‹ Bibliographie Cornélienne Description raisonnée de toutes les éditions des oeuvres de Pierre CorneilleChapitre 8 sur 205 · VIII

VIII

8. L'ILLVSION || COMIQVE || Comedie. || _A Paris, || Chez François Targa, au || premier pillier de la grand'Salle du Palais, || deuant la Chapelle, au Soleil d'or._ || M. DC. XXXIX [1639]. || Auec Priuilege du Roy. In-4 de 4 ff. et 124 pp.

Les feuillets prélim. contiennent: 1 f. de titre; 3 pp. pour la dédicace à Madamoiselle M. F. D. R.; 1 p. pour l'errata, et 1 f. pour l'_Extrait du Privilége_ et les noms des _Acteurs_.

Le privilége est accordé à François Targa, à la date du 11 février 1639, pour une durée de sept ans. L'achevé d'imprimer est du 16 mars 1639, comme celui de _Médée_, imprimée en vertu du même privilége.

«Si _Médée_, qui fait honneur au jeune talent de Corneille, fut froidement accueillie, dit M. Taschereau, une composition extravagante, que les admirateurs de son génie voudraient pouvoir rayer du catalogue de ses pièces, fut peu après reçue avec enthousiasme: nous voulons parler de l'_Illusion_, représentée en 1636. Il la déclare lui-même un _monstre étrange_, et ce jugement n'est que juste. Toutefois, on peut s'expliquer, par le mouvement qu'elle présente, par une grande supériorité de style sur tous les précédents ouvrages du même auteur, et par la nouveauté du personnage de _Matamore_, imité du _Miles gloriosus_ de Plaute et du Capitan du théâtre espagnol, l'avantage qu'elle eut de se maintenir pendant plus de trente ans à la scène.»

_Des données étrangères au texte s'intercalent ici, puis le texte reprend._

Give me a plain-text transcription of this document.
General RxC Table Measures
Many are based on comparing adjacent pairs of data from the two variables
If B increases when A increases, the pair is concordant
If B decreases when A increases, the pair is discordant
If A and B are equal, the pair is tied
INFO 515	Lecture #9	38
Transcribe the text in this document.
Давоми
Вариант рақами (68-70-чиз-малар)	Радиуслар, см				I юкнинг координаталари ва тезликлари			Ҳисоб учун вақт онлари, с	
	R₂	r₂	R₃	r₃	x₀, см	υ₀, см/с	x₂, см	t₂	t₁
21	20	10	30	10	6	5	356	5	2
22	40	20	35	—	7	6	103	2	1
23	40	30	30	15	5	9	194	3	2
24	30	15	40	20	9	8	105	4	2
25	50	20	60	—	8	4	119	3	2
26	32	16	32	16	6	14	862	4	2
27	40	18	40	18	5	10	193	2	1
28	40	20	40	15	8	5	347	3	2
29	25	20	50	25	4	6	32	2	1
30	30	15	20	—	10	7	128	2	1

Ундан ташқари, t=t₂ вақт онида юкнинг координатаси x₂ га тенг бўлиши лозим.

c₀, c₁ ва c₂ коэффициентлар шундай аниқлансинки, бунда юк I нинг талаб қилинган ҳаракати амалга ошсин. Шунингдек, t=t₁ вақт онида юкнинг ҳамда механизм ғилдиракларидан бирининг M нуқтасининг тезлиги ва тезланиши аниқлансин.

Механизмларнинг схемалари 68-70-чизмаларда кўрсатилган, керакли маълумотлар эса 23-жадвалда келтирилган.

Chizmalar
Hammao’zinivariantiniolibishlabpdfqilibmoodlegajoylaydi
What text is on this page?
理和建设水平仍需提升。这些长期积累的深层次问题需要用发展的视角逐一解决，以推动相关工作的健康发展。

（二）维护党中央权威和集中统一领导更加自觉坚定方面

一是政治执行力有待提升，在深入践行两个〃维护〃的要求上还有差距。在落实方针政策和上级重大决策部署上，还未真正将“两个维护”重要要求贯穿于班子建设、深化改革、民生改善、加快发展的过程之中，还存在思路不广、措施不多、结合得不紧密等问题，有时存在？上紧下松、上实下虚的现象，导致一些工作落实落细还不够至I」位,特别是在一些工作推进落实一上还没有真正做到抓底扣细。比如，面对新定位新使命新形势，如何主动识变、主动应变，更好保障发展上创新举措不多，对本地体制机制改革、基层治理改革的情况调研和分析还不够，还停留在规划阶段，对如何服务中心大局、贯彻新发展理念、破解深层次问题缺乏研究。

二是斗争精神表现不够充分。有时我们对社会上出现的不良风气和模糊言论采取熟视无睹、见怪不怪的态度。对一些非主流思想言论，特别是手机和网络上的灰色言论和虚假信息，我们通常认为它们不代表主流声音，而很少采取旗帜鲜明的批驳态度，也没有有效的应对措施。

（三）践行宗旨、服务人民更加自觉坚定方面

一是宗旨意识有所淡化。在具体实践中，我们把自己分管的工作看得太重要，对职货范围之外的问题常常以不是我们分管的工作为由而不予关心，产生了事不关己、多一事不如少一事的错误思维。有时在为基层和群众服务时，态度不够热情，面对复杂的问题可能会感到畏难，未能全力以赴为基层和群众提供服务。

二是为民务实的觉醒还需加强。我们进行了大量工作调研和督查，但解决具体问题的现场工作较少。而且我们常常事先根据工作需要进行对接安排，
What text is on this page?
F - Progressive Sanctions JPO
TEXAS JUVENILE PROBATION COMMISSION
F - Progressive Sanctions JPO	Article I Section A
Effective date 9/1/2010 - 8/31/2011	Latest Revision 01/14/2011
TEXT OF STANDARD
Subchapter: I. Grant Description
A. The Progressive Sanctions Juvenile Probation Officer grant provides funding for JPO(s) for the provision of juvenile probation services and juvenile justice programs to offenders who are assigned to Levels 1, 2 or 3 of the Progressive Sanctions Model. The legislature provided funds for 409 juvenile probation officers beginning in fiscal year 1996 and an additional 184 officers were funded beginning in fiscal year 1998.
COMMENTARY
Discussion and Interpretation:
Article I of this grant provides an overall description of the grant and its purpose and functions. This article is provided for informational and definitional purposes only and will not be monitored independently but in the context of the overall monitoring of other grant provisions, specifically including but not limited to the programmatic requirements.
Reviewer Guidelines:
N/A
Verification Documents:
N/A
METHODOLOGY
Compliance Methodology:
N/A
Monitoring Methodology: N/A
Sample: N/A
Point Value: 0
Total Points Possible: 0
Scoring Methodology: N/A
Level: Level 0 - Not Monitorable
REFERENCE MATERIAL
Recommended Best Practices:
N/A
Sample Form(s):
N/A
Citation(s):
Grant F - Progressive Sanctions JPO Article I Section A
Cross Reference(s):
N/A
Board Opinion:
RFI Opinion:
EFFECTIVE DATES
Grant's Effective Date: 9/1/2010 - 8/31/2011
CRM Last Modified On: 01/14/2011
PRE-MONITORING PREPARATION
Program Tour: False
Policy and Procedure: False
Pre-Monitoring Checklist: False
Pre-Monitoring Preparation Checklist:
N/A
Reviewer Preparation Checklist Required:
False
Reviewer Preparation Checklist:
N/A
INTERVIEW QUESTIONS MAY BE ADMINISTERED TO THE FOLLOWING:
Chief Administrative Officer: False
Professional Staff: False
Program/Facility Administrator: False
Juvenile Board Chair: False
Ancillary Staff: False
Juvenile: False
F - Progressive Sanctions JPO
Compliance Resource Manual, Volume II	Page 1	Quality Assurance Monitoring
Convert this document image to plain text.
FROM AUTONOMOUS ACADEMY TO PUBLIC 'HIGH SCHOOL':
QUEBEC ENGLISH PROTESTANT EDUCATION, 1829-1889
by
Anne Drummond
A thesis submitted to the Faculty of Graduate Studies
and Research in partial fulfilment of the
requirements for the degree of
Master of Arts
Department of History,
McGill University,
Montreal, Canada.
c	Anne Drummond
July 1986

Malgré ce jugement sévère, M. Taschereau lui-même cite un fort beau passage de l'_Illusion_ (c'est le titre que porta la pièce à partir de 1660), le passage où Corneille prend à tâche de relever la profession de comédien, comme s'il ne voulait pas qu'on pût confondre un jour les interprètes du _Cid_ avec les saltimbanques ou les faiseurs de parade. M. Marty-Laveaux cite d'autres vers, placés dans la bouche de Matamore, mais qui ne sont pas empreints de l'exagération comique propre à ce personnage; on les dirait empruntés au récit de Rodrigue dans le _Cid_. Ajoutons que certains vers de l'_Illusion_ sont dans toutes les mémoires, ceux-ci par exemple:

Ainsi de nostre espoir la Fortune se joue; Tout s'esleve ou s'abaisse au bransle de sa roue, Et son ordre inégal qui regit l'Univers Au milieu du bonheur a ses plus grands revers. (Acte V, scène VI, de l'édition originale.)

Il ne s'agit pas ici de défendre le sujet de l'_Illusion_, ni d'y chercher, à l'exemple de M. Aimé-Martin, l'histoire de Corneille et de Mondory; mais nous pouvons nous étonner du mépris avec lequel M. Taschereau parle du rôle de Matamore. Ce personnage pouvait ne pas être goûté en 1829, mais il est étrange que M. Taschereau ne l'ait pas traité avec plus d'indulgence en 1855, dans sa seconde édition. Lors de la timide reprise de l'_Illusion comique_, faite par M. Édouard Thierry, en 1861 et en 1862, pour l'anniversaire de la naissance de Corneille, l'artiste de talent chargé d'interpréter le rôle de Matamore a su montrer que, pour ne pas appartenir au genre élevé, la figure du spadassin gascon n'est pas moins d'un effet véritablement comique. Corneille, plus encore que Mareschal ou que Scarron, a fait passer en proverbe le nom de Matamore, sous lequel fut longtemps connu l'acteur Bellemore.